In fact, I know this to be true.  Take the Willow Creek Addition to the Sonoma Coast State Park.  It was given to the state in the early part of this decade, but we couldn’t afford to take it in.  So, a really great non-profit, LandPaths, stepped up to help run it.  They don’t charge anything, but they do require that you go to an orientation to be able to enter the park.  They just don’t have the resources to provided a complete level of services that you’d find at a state park.  

Don’t get me wrong, I think LandPaths is providing a tremendous service, but I think even the folks there would prefer that the park be integrated into the state parks system.  Parks should be public, with open access to anybody who wants to visit.

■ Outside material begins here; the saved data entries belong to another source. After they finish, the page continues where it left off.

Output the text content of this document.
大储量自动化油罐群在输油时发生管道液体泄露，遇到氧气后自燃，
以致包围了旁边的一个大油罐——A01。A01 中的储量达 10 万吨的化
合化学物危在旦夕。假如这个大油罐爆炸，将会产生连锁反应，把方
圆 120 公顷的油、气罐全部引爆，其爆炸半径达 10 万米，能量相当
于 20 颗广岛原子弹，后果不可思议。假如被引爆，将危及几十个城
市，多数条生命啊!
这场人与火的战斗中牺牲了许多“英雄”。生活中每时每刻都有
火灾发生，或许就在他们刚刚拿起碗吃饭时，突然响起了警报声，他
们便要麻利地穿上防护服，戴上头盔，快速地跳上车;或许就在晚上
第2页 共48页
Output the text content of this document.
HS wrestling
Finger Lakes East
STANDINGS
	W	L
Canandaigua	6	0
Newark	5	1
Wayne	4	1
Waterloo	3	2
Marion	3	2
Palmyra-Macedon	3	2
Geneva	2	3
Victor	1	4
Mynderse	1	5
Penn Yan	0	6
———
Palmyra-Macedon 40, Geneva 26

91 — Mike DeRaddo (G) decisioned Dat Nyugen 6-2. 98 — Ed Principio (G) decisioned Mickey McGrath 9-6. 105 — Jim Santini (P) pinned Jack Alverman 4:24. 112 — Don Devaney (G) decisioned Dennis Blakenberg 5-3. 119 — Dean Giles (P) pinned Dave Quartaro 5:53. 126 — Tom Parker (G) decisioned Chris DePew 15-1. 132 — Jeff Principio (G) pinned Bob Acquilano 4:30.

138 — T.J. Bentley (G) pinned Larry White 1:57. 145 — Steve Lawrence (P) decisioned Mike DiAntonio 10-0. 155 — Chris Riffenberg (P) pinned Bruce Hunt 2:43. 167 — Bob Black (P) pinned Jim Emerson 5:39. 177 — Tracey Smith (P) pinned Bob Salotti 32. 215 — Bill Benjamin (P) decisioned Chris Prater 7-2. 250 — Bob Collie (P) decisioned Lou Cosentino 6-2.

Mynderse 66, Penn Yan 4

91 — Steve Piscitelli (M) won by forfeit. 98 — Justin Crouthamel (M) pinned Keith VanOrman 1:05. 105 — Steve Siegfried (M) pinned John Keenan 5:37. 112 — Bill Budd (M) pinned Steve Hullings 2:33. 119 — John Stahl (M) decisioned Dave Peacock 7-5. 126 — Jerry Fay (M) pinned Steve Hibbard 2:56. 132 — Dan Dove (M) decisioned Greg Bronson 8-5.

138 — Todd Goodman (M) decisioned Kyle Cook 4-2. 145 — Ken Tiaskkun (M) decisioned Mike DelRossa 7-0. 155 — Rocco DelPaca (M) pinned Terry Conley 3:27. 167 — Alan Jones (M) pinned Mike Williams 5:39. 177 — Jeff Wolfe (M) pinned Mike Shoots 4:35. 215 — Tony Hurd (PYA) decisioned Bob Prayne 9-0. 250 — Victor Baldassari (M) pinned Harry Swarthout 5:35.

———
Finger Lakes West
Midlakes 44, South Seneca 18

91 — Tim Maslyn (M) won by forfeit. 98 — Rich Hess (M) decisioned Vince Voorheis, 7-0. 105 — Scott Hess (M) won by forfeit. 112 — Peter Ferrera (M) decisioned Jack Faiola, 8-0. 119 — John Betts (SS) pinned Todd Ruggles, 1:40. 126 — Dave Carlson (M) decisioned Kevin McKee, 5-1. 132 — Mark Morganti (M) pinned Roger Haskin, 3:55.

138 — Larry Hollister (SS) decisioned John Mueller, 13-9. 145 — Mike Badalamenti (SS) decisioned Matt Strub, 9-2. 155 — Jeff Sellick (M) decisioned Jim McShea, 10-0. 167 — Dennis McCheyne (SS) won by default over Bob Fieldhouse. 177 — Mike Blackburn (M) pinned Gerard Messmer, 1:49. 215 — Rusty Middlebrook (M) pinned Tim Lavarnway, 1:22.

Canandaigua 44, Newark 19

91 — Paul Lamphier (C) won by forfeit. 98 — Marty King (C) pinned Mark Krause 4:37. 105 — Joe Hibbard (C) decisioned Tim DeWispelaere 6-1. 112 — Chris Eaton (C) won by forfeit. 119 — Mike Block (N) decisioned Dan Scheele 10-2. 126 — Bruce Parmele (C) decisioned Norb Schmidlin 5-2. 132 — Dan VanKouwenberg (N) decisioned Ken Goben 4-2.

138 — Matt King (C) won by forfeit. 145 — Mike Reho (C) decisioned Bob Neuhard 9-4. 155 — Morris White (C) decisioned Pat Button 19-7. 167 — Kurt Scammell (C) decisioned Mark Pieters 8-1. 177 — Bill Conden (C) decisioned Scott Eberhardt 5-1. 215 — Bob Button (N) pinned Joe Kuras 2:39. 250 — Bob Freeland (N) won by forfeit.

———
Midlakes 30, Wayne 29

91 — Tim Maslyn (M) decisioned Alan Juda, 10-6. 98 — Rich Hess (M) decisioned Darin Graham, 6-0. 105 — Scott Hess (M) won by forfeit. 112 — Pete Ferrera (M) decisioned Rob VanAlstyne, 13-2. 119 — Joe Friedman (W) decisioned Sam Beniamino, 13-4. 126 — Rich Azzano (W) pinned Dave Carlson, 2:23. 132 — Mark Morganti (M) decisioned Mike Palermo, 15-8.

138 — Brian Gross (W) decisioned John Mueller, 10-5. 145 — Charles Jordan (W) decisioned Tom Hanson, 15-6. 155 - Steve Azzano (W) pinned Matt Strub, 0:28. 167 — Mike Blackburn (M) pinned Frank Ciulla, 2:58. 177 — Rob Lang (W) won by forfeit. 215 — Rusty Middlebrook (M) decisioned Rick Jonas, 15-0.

So, at some point we’ll get some sort of list, likely after the budget process.  And non-profits will go about finding some way for at least some of those parks to stay open.  But, it will be one more step on the road to public/private state parks, where they cost more to enter, and what was once California’s promise steps further away from reality.

 

4 thoughts on “The State Park Conundrum”

  1. I wouldn’t know where to start trying to tally ’em up, but some — many? — pieces of state-owned park-like land is already under private management. I find it frustrating to say the least, even if the managers are doing a good job, as by all accounts they are, for instance, at the Dye Creek Preserve in Tehama County.

    http://www.nature.org/ouriniti

  2. But the California voters, in their wisdom, opted for cheap car registration over parks.

    Now, we get to pay for that decision.  🙁

  3. Whats wrong with people paying fees to use the park? Or an annual or lifetime membership.  If people want they will pay for it.  Linking car registration to it was a bad decision.